William’s last Lakeland tour of any duration was in 1844, when he went with Mary, his son-in-law Edward Quillinan and some others up the Duddon valley, retracing one of the happiest and most frequent expeditions of his boyhood and manhood alike. The trip was a slightly melancholy one. Early one morning, Miss Fletcher, one of his companions, found him wandering slowly down the road on his own, while the party slept, and she went with him into a churchyard. He told her he had not slept well. The recollection of former days and people had crowded in upon him, especially the memory of his dear sister. ‘When I thought of her state, and of those who had passed away, Coleridge and Southey, and many others, while I am left with all my many infirmities, if not sins, in full consciousness, how could I sleep?’
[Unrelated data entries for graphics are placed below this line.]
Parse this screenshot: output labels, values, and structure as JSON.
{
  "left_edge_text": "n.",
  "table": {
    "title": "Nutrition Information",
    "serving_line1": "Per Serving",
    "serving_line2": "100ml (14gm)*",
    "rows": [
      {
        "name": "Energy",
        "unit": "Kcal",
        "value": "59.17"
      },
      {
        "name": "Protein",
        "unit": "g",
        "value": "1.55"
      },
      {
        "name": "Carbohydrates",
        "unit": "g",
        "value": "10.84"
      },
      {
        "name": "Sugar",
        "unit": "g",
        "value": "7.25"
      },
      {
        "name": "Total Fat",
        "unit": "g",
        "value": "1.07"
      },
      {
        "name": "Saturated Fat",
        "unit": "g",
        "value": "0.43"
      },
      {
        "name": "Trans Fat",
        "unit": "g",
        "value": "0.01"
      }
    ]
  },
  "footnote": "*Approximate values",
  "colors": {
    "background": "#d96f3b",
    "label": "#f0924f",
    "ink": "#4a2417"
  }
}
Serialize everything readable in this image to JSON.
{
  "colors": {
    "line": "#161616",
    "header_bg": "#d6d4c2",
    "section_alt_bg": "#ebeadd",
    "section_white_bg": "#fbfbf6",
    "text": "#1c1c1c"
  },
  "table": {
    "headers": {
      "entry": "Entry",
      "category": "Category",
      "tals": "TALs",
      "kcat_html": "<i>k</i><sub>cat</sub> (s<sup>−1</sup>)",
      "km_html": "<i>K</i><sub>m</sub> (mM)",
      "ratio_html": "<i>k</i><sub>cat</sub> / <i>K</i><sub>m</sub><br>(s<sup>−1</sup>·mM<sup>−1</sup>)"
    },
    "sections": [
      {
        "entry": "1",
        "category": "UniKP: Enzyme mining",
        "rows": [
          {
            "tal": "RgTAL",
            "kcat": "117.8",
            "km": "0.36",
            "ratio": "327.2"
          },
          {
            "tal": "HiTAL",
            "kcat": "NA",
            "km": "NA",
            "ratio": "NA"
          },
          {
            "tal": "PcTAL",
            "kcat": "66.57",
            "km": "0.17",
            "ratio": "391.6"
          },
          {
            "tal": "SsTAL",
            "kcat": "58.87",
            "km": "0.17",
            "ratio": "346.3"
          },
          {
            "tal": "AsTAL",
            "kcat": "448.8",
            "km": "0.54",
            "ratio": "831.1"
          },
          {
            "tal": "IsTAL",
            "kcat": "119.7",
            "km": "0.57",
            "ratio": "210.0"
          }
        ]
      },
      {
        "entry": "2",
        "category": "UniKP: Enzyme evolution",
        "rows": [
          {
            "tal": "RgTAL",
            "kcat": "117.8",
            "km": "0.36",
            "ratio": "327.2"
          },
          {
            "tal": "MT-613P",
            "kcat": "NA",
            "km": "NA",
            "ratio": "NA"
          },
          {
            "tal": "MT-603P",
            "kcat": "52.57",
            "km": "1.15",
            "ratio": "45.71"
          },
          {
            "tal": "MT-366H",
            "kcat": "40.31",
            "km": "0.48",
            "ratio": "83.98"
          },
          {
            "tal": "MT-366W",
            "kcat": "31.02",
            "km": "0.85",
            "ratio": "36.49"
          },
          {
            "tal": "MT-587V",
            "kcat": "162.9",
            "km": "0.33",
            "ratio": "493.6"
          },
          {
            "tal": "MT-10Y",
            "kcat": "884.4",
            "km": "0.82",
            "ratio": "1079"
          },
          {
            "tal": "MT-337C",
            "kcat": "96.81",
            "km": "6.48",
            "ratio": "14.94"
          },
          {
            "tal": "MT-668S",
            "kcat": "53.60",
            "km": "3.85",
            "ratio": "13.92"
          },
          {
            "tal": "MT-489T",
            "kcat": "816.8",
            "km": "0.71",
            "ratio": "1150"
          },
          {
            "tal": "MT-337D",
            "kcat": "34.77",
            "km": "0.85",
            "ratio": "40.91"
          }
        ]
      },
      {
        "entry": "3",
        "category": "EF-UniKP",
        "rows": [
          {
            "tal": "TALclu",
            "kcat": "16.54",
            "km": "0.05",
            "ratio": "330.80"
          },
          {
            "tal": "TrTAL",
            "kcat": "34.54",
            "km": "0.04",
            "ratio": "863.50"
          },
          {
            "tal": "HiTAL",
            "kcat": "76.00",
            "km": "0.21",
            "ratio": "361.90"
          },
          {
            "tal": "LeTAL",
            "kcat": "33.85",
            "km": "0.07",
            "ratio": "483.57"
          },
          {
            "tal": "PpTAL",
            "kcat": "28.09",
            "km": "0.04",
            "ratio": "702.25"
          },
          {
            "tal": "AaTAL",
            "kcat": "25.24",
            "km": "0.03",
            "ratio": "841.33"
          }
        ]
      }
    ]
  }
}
Travelling was always one of William’s pleasures, and he had long been fortunate that after Dorothy, his old travelling companion, had begun to suffer failing health, Dora had for many years been able to take her place. He was also fortunate that he saw in his lifetime the most dramatic changes in transport that the world had ever seen. In his youth, the world moved at the speed of the fastest horse. By his middle age, steamboats and steam trains were commonplace, and travelling has never been the same again. He had a new pair of eyes beside him when he went back to places like Loch Lomond, and took pleasure in Dora’s fresh observations on the same sights he’d seen with Dorothy some thirty years or so before; but this time he saw them from a steamboat, chugging up the Loch, as opposed to being rowed across on a ferry.

RAILWAY

His sonnet ‘On the Projected Kendal and Windermere Railway’ was composed in 1844, when he was seventy-four. The opening lines are still very popular with preservationists.

Is then no nook of English ground secure

From rash assault? Schemes of retirement sown

In youth, and ’mid the busy world kept pure

As when their earliest flowers of hope were blown,

Must perish;—how can they this blight endure?

And must he too the ruthless change bemoan

Who scorns a false utilitarian lure

’Mid his paternal fields at random thrown?

Battle the threat, bright Scene, from Orrest-head

Given to the pausing traveller’s rapturous glance:

Plead for thy peace, thou beautiful romance

Of nature; and, if human hearts be dead,

Speak, passing winds; ye torrents, with your strong

And constant voice, protest against the wrong.